With labelled classes (C_1, \dots, C_k):

  1. Within-class scatter $$ S_W = \sum_{j=1}^k \sum_{x_i \in C_j} (x_i - \mu_j)(x_i - \mu_j)^\top $$
  2. Between-class scatter $$ S_B = \sum_{j=1}^k n_j (\mu_j - \mu)(\mu_j - \mu)^\top $$
  3. Optimisation $$ J(w) = \frac{w^\top S_B w}{w^\top S_W w} $$ The eigenvectors of (S_W^{-1} S_B) give the discriminant directions.
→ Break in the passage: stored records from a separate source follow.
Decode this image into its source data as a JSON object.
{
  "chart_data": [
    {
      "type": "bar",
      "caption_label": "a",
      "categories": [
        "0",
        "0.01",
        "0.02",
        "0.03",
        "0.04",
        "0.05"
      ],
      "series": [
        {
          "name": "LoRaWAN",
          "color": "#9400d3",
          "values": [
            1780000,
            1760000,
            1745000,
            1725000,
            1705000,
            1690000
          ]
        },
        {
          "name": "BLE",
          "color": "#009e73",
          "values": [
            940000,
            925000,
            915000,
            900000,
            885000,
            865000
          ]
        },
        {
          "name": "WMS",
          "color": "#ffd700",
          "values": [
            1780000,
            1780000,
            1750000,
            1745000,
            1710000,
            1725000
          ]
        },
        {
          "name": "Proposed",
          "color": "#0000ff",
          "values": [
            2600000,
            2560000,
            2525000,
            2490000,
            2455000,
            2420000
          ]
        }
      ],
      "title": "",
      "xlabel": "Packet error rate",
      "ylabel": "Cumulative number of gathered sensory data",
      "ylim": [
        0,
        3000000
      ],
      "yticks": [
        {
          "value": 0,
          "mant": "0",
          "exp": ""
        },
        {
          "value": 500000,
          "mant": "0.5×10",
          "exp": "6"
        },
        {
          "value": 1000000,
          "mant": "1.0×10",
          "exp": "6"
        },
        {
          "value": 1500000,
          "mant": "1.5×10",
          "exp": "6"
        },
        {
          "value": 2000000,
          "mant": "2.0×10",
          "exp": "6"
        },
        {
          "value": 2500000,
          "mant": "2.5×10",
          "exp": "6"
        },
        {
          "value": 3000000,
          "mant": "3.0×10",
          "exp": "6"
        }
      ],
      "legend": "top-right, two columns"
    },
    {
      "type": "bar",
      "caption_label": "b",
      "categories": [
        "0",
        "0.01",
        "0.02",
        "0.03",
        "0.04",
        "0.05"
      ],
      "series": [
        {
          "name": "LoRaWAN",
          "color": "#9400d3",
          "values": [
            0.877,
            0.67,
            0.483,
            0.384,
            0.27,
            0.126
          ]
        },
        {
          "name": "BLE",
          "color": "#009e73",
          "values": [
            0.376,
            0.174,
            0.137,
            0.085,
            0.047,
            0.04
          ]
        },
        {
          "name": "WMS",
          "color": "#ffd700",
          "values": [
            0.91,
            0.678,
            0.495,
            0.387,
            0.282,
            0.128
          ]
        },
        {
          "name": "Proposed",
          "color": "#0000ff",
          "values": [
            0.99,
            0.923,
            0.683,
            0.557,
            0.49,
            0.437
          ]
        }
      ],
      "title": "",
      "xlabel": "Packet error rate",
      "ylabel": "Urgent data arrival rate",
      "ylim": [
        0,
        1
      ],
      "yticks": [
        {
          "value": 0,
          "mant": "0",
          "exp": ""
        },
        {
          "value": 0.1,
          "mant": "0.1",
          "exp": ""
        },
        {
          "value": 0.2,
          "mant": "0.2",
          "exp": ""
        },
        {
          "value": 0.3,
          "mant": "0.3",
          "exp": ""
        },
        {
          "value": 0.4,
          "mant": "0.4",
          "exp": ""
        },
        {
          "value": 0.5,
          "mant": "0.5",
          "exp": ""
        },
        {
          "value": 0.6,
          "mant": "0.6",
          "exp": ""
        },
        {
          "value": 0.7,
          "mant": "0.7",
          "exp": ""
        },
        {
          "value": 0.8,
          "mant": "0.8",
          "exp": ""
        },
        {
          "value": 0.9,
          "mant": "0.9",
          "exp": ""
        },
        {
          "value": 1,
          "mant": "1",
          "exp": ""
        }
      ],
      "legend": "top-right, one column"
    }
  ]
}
At most (k-1) components carry information.

3. Build a dataset #

import numpy as np
import matplotlib.pyplot as plt
import japanize_matplotlib
from sklearn.datasets import make_blobs

X, y = make_blobs(
    n_samples=600,
    n_features=3,
    random_state=11711,
    cluster_std=4,
    centers=3,
)

fig = plt.figure(figsize=(8, 8))
ax = fig.add_subplot(projection="3d")
ax.scatter(X[:, 0], X[:, 1], X[:, 2], c=y)
ax.set_xlabel("$x_1$")
ax.set_ylabel("$x_2$")
ax.set_zlabel("$x_3$")

3D blobs


4. Apply LDA #

from sklearn.discriminant_analysis import LinearDiscriminantAnalysis as LDA

lda = LDA(n_components=2).fit(X, y)
X_lda = lda.transform(X)

plt.figure(figsize=(8, 8))
plt.scatter(X_lda[:, 0], X_lda[:, 1], c=y, alpha=0.5)
plt.xlabel("LD1")
plt.ylabel("LD2")
plt.title("2-D embedding via LDA")
plt.show()

LDA projection


5. Compare with PCA #

from sklearn.decomposition import PCA

pca = PCA(n_components=2)
X_pca = pca.fit_transform(X)

plt.figure(figsize=(8, 8))
plt.scatter(X_pca[:, 0], X_pca[:, 1], c=y, alpha=0.5)
plt.xlabel("PC1")
plt.ylabel("PC2")
plt.title("2-D embedding via PCA")
plt.show()

PCA comparison

PCA mixes the classes because it ignores labels; LDA keeps them separated.


6. Practical notes #

  • The number of useful discriminants is at most n_classes - 1.
  • Standardise features before fitting, especially when different units are mixed.
  • LDA assumes roughly equal covariance within classes; when that is violated, consider QDA or regularised LDA.

Summary #

  • LDA maximises (S_B) while minimising (S_W), yielding projections suitable for visualisation or as input to classifiers.
  • It complements PCA: PCA preserves variance, LDA preserves class structure.
  • Combine both ideas (e.g., PCA for denoising then LDA) when the number of features is huge.